El niño se miraba al espejo, luego se escondía, volvía a mirar haciendo gestos, movía sus manos y con sus dedos acariciaba el aire. Estaba tardes enteras mirándose al espejo, moviéndose, haciendo morisquetas entrando y saliendo del reflejo.
Un día, de esos extraños en que su padre estaba en casa, éste le pregunto qué estaba haciendo, por qué se miraba tanto en el espejo.

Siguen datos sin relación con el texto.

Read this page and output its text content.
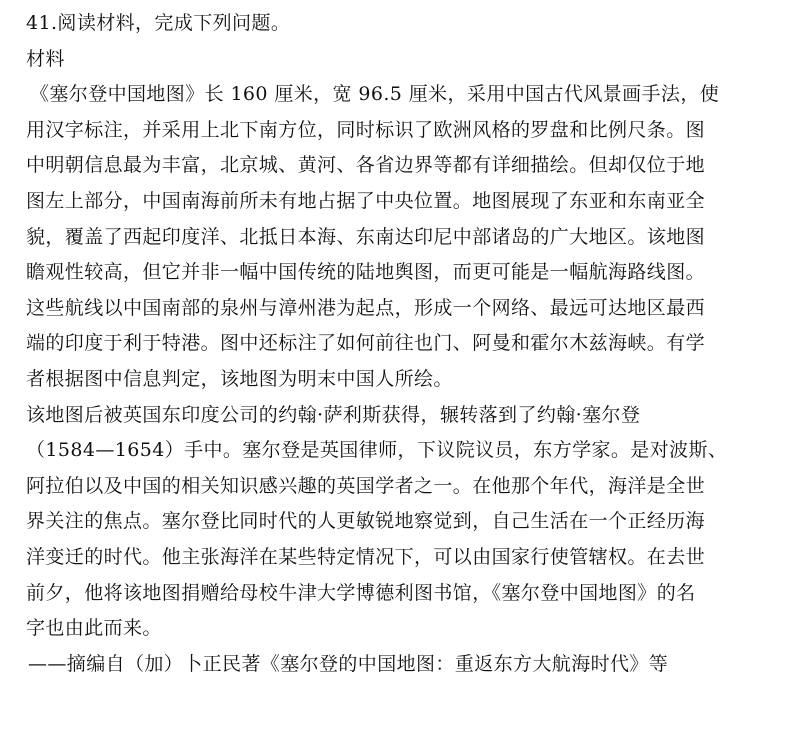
41.阅读材料，完成下列问题。
材料
《塞尔登中国地图》长 160 厘米，宽 96.5 厘米，采用中国古代风景画手法，使
用汉字标注，并采用上北下南方位，同时标识了欧洲风格的罗盘和比例尺条。图
中明朝信息最为丰富，北京城、黄河、各省边界等都有详细描绘。但却仅位于地
图左上部分，中国南海前所未有地占据了中央位置。地图展现了东亚和东南亚全
貌，覆盖了西起印度洋、北抵日本海、东南达印尼中部诸岛的广大地区。该地图
瞻观性较高，但它并非一幅中国传统的陆地舆图，而更可能是一幅航海路线图。
这些航线以中国南部的泉州与漳州港为起点，形成一个网络、最远可达地区最西
端的印度于利于特港。图中还标注了如何前往也门、阿曼和霍尔木兹海峡。有学
者根据图中信息判定，该地图为明末中国人所绘。
该地图后被英国东印度公司的约翰·萨利斯获得，辗转落到了约翰·塞尔登
（1584—1654）手中。塞尔登是英国律师，下议院议员，东方学家。是对波斯、
阿拉伯以及中国的相关知识感兴趣的英国学者之一。在他那个年代，海洋是全世
界关注的焦点。塞尔登比同时代的人更敏锐地察觉到，自己生活在一个正经历海
洋变迁的时代。他主张海洋在某些特定情况下，可以由国家行使管辖权。在去世
前夕，他将该地图捐赠给母校牛津大学博德利图书馆，《塞尔登中国地图》的名
字也由此而来。
——摘编自（加）卜正民著《塞尔登的中国地图：重返东方大航海时代》等
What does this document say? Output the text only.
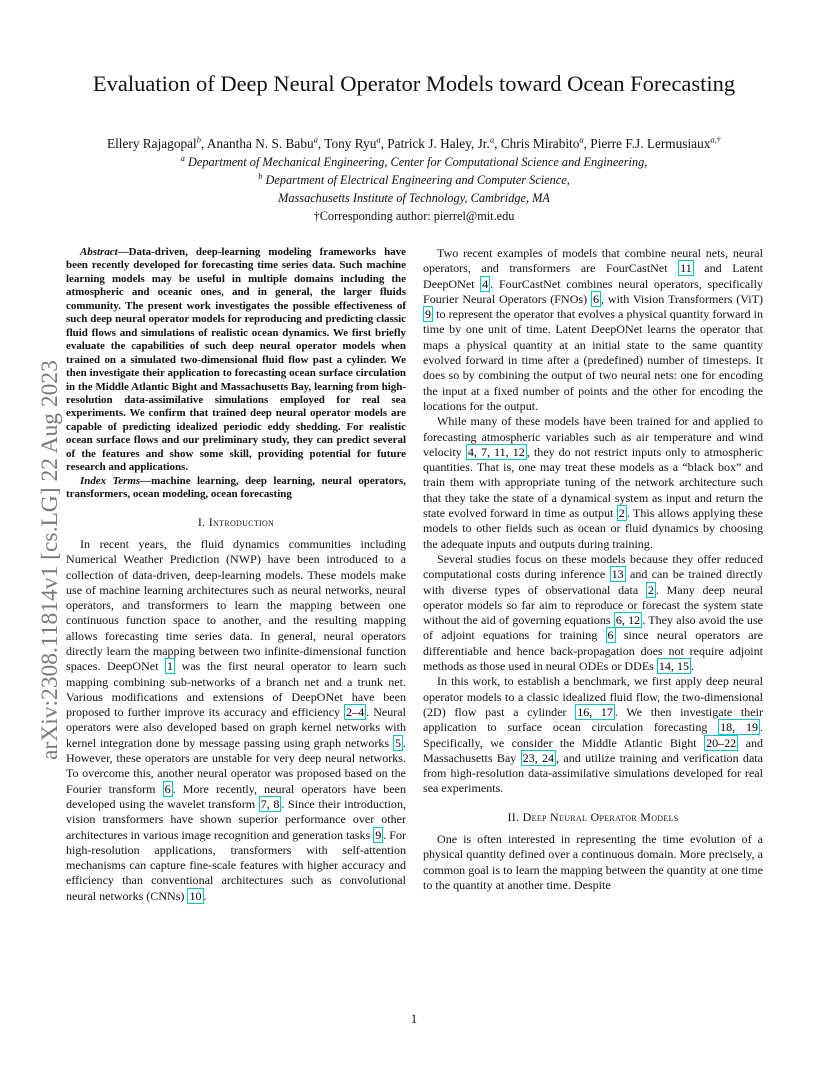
Evaluation of Deep Neural Operator Models toward Ocean Forecasting
Ellery Rajagopal$^b$, Anantha N. S. Babu$^a$, Tony Ryu$^a$, Patrick J. Haley, Jr.$^a$, Chris Mirabito$^a$, Pierre F.J. Lermusiaux$^{a,\dagger}$
$^a$ Department of Mechanical Engineering, Center for Computational Science and Engineering,
$^b$ Department of Electrical Engineering and Computer Science,
Massachusetts Institute of Technology, Cambridge, MA
†Corresponding author: pierrel@mit.edu
arXiv:2308.11814v1 [cs.LG] 22 Aug 2023

Abstract—Data-driven, deep-learning modeling frameworks have been recently developed for forecasting time series data. Such machine learning models may be useful in multiple domains including the atmospheric and oceanic ones, and in general, the larger fluids community. The present work investigates the possible effectiveness of such deep neural operator models for reproducing and predicting classic fluid flows and simulations of realistic ocean dynamics. We first briefly evaluate the capabilities of such deep neural operator models when trained on a simulated two-dimensional fluid flow past a cylinder. We then investigate their application to forecasting ocean surface circulation in the Middle Atlantic Bight and Massachusetts Bay, learning from high-resolution data-assimilative simulations employed for real sea experiments. We confirm that trained deep neural operator models are capable of predicting idealized periodic eddy shedding. For realistic ocean surface flows and our preliminary study, they can predict several of the features and show some skill, providing potential for future research and applications.

Index Terms—machine learning, deep learning, neural operators, transformers, ocean modeling, ocean forecasting

I. Introduction

In recent years, the fluid dynamics communities including Numerical Weather Prediction (NWP) have been introduced to a collection of data-driven, deep-learning models. These models make use of machine learning architectures such as neural networks, neural operators, and transformers to learn the mapping between one continuous function space to another, and the resulting mapping allows forecasting time series data. In general, neural operators directly learn the mapping between two infinite-dimensional function spaces. DeepONet 1 was the first neural operator to learn such mapping combining sub-networks of a branch net and a trunk net. Various modifications and extensions of DeepONet have been proposed to further improve its accuracy and efficiency 2–4 . Neural operators were also developed based on graph kernel networks with kernel integration done by message passing using graph networks 5 . However, these operators are unstable for very deep neural networks. To overcome this, another neural operator was proposed based on the Fourier transform 6 . More recently, neural operators have been developed using the wavelet transform 7, 8 . Since their introduction, vision transformers have shown superior performance over other architectures in various image recognition and generation tasks 9 . For high-resolution applications, transformers with self-attention mechanisms can capture fine-scale features with higher accuracy and efficiency than conventional architectures such as convolutional neural networks (CNNs) 10 .

Two recent examples of models that combine neural nets, neural operators, and transformers are FourCastNet 11 and Latent DeepONet 4 . FourCastNet combines neural operators, specifically Fourier Neural Operators (FNOs) 6 , with Vision Transformers (ViT) 9 to represent the operator that evolves a physical quantity forward in time by one unit of time. Latent DeepONet learns the operator that maps a physical quantity at an initial state to the same quantity evolved forward in time after a (predefined) number of timesteps. It does so by combining the output of two neural nets: one for encoding the input at a fixed number of points and the other for encoding the locations for the output.

While many of these models have been trained for and applied to forecasting atmospheric variables such as air temperature and wind velocity 4, 7, 11, 12 , they do not restrict inputs only to atmospheric quantities. That is, one may treat these models as a “black box” and train them with appropriate tuning of the network architecture such that they take the state of a dynamical system as input and return the state evolved forward in time as output 2 . This allows applying these models to other fields such as ocean or fluid dynamics by choosing the adequate inputs and outputs during training.

Several studies focus on these models because they offer reduced computational costs during inference 13 and can be trained directly with diverse types of observational data 2 . Many deep neural operator models so far aim to reproduce or forecast the system state without the aid of governing equations 6, 12 . They also avoid the use of adjoint equations for training 6 since neural operators are differentiable and hence back-propagation does not require adjoint methods as those used in neural ODEs or DDEs 14, 15 .

In this work, to establish a benchmark, we first apply deep neural operator models to a classic idealized fluid flow, the two-dimensional (2D) flow past a cylinder 16, 17 . We then investigate their application to surface ocean circulation forecasting 18, 19 . Specifically, we consider the Middle Atlantic Bight 20–22 and Massachusetts Bay 23, 24 , and utilize training and verification data from high-resolution data-assimilative simulations developed for real sea experiments.

II. Deep Neural Operator Models

One is often interested in representing the time evolution of a physical quantity defined over a continuous domain. More precisely, a common goal is to learn the mapping between the quantity at one time to the quantity at another time. Despite

1
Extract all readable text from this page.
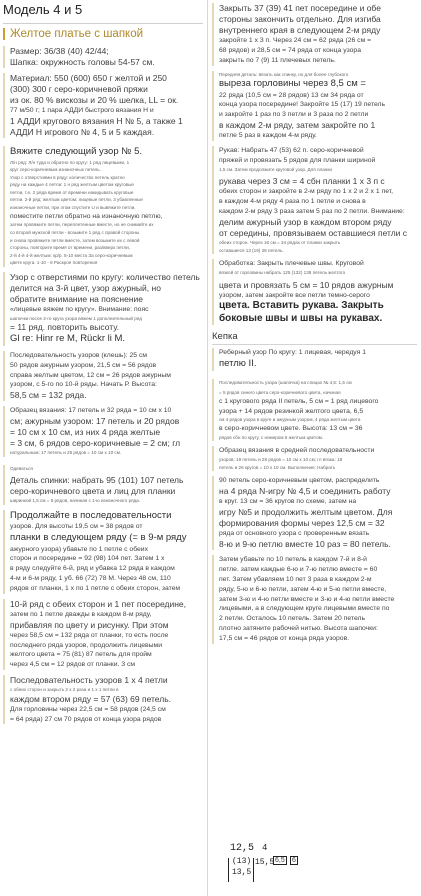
Модель 4 и 5
Желтое платье с шапкой
Размер: 36/38 (40) 42/44;
Шапка: окружность головы 54-57 см.
Материал: 550 (600) 650 г желтой и 250
(300) 300 г серо-коричневой пряжи
из ок. 80 % вискозы и 20 % шелка, LL = ок.
77 м/50 г; 1 пара АДДИ быстрого вязания Н и
1 АДДИ кругового вязания Н № 5, а также 1
АДДИ Н игрового № 4, 5 и 5 каждая.
Вяжите следующий узор № 5.
Л/н ряд: Л/н туда и обратно по кругу: 1 ряд лицевыми, 1
круг серо-коричневым изнаночных петель.
Узор с отверстиями в ряду: количество петель кратно
ряду на каждые 4 петли: 1 н ряд желтым цветом круговые
петли, т.е. 2 ряда время от времени накидывать круговые
петли. 2-й ряд: желтым цветом: лицевые петли, 3 убавленные
изнаночные петли, при этом спустите U и вывяжите петли,
поместите петли обратно на изнаночную петлю,
затем провяжите петли, переплетенные вместе, но не снимайте их
со второй мужской петли - возьмите 1 ряд с правой стороны
и снова провяжите петли вместе, затем возьмите их с левой
стороны, повторите время от времени, раз/вверх петли,
2-й 4-й 4-й желтым: кр/р. 5-10 места За серо-коричневым
цвете круга. 1-10 - 6 Раскрое повторения
Узор с отверстиями по кругу: количество петель
делится на 3-й цвет, узор ажурный, но
обратите внимание на пояснение
«лицевые вяжем по кругу». Внимание: пояс
шапочки после 2-го круга узора вяжем 1 дополнительный ряд
= 11 ряд. повторить высоту.
Gl re: Hinr re M, Rückr li M.
Последовательность узоров (клешь): 25 см
50 рядов ажурным узором, 21,5 см = 56 рядов
справа желтым цветом, 12 см = 26 рядов ажурным
узором, с 5-го по 10-й ряды. Начать Р. Высота:
58,5 см = 132 ряда.
Образец вязания: 17 петель и 32 ряда = 10 см x 10
см; ажурным узором: 17 петель и 20 рядов
= 10 см x 10 см, из них 4 ряда желтые
= 3 см, 6 рядов серо-коричневые = 2 см; гл
натуральным: 17 петель и 26 рядов = 10 см х 10 см.
Одеваться
Деталь спинки: набрать 95 (101) 107 петель
серо-коричневого цвета и лиц для планки
ширинкой 1,5 см = 5 рядов, начиная с 1-ю изнаночного ряда.
Продолжайте в последовательности
узоров. Для высоты 19,5 см = 38 рядов от
планки в следующем ряду (= в 9-м ряду
ажурного узора) убавьте по 1 петле с обеих
сторон и посередине = 92 (98) 104 пет. Затем 1 х
в ряду следуйте 6-й, ряд и убавка 12 ряда в каждом
4-м и 6-м ряду, 1 уб. 66 (72) 78 М. Через 48 см, 110
рядов от планки, 1 х по 1 петле с обеих сторон, затем
10-й ряд с обеих сторон и 1 пет посередине,
затем по 1 петле дважды в каждом 8-м ряду,
прибавляя по цвету и рисунку. При этом
через 58,5 см = 132 ряда от планки, то есть после
последнего ряда узоров, продолжить лицевыми
желтого цвета = 75 (81) 87 петель для пройм
через 4,5 см = 12 рядов от планки. 3 см
Последовательность узоров 1 х 4 петли
с обеих сторон и закрыть 2 х 2 раза и 1 х 1 петли в
каждом втором ряду = 57 (63) 69 петель.
Для горловины через 22,5 см = 58 рядов (24,5 см
= 64 ряда) 27 см 70 рядов от конца узора рядов
Закрыть 37 (39) 41 пет посередине и обе
стороны закончить отдельно. Для изгиба
внутреннего края в следующем 2-м ряду
закройте 1 х 3 п. Через 24 см = 62 ряда (26 см =
68 рядов) и 28,5 см = 74 ряда от конца узора
закрыть по 7 (9) 11 плечевых петель.
Передняя деталь: вязать как спинку, но для более глубокого
выреза горловины через 8,5 см =
22 ряда (10,5 см = 28 рядов) 13 см 34 ряда от
конца узора посередине! Закройте 15 (17) 19 петель
и закройте 1 раз по 3 петли и 3 раза по 2 петли
в каждом 2-м ряду, затем закройте по 1
петле 5 раз в каждом 4-м ряду.
Рукав: Набрать 47 (53) 62 п. серо-коричневой
пряжей и провязать 5 рядов для планки шириной
1,5 см. Затем продолжите круговой узор. Для планки
рукава через 3 см = 4 сбн планки 1 х 3 п с
обеих сторон и закройте в 2-м ряду по 1 х 2 и 2 х 1 пет,
в каждом 4-м ряду 4 раза по 1 петле и снова в
каждом 2-м ряду 3 раза затем 5 раз по 2 петли. Внимание:
делим ажурный узор в каждом втором ряду
от середины, провязываем оставшиеся петли с
обеих сторон. Через 16 см = 34 рядах от планки закрыть
оставшиеся 13 (19) 28 петель.
Обработка: Закрыть плечевые швы. Круговой
вязкой от горловины набрать 125 (132) 138 петель желтого
цвета и провязать 5 см = 10 рядов ажурным
узором, затем закройте все петли темно-серого
цвета. Вставить рукава. Закрыть
боковые швы и швы на рукавах.
Кепка
Реберный узор По кругу: 1 лицевая, чередуя 1
петлю II.
Последовательность узора (шапочка) на спицах № 4,5: 1,5 см
= 5 рядов синего цвета серо-коричневого цвета, начиная
с 1 кругового ряда II петель, 5 см = 1 ряд лицевого
узора + 14 рядов резинкой желтого цвета, 6,5
см 4 рядов узора в круге и ажурным узором, 4 ряда желтым цвета
в серо-коричневом цвете. Высота: 13 см = 36
рядов сбн по кругу, с номером 5 желтым цветом.
Образец вязания в средней последовательности
узоров: 19 петель и 28 рядов = 10 см x 10 см; гл вязка: 18
петель и 26 кругов = 10 х 10 см. Выполнение: Набрать
90 петель серо-коричневым цветом, распределить
на 4 ряда N-игру № 4,5 и соединить работу
в круг. 13 см = 36 кругов по схеме, затем на
игру №5 и продолжить желтым цветом. Для
формирования формы через 12,5 см = 32
ряда от основного узора с проверенным вязать
8-ю и 9-ю петлю вместе 10 раз = 80 петель.
Затем убавьте по 10 петель в каждом 7-й и 8-й
петле. затем каждые 6-ю и 7-ю петлю вместе = 60
пет. Затем убавляем 10 пет 3 раза в каждом 2-м
ряду, 5-ю и 6-ю петли, затем 4-ю и 5-ю петли вместе,
затем 3-ю и 4-ю петли вместе и 3-ю и 4-ю петли вместе
лицевыми, а в следующем круге лицевыми вместе по
2 петли. Осталось 10 петель. Затем 20 петель
плотно затяните рабочей нитью. Высота шапочки:
17,5 см = 46 рядов от конца ряда узоров.
12,5 4
(13) 15,5 6,5 6
13,5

El niño, sin mirarlo, le contestó: - No sabes que del otro lado del espejo hay una dimensión opuesta, lo que estoy haciendo, es controlar al ser que es físicamente igual a mí, pero distinto en sus pensamientos y deseos. Y así prosigió, ¿ves? lo controlo en su mundo diferente, puedo hacer que esté siempre ahí, que aparezca y desaparezca a voluntad, que se mueva y sonría, que se quede quieto y llore, puedo controlar sus acciones, puedo definir su tiempo, puedo decidir por su vida.
El padre lo miró sorprendido y le respondió:
– Cuidado, no vaya a ser que el tú de la otra dimensión, sea el que te esté controlando a ti.
Después de eso, pasaron muchos años antes que el niño volviera a mirarse en un espejo.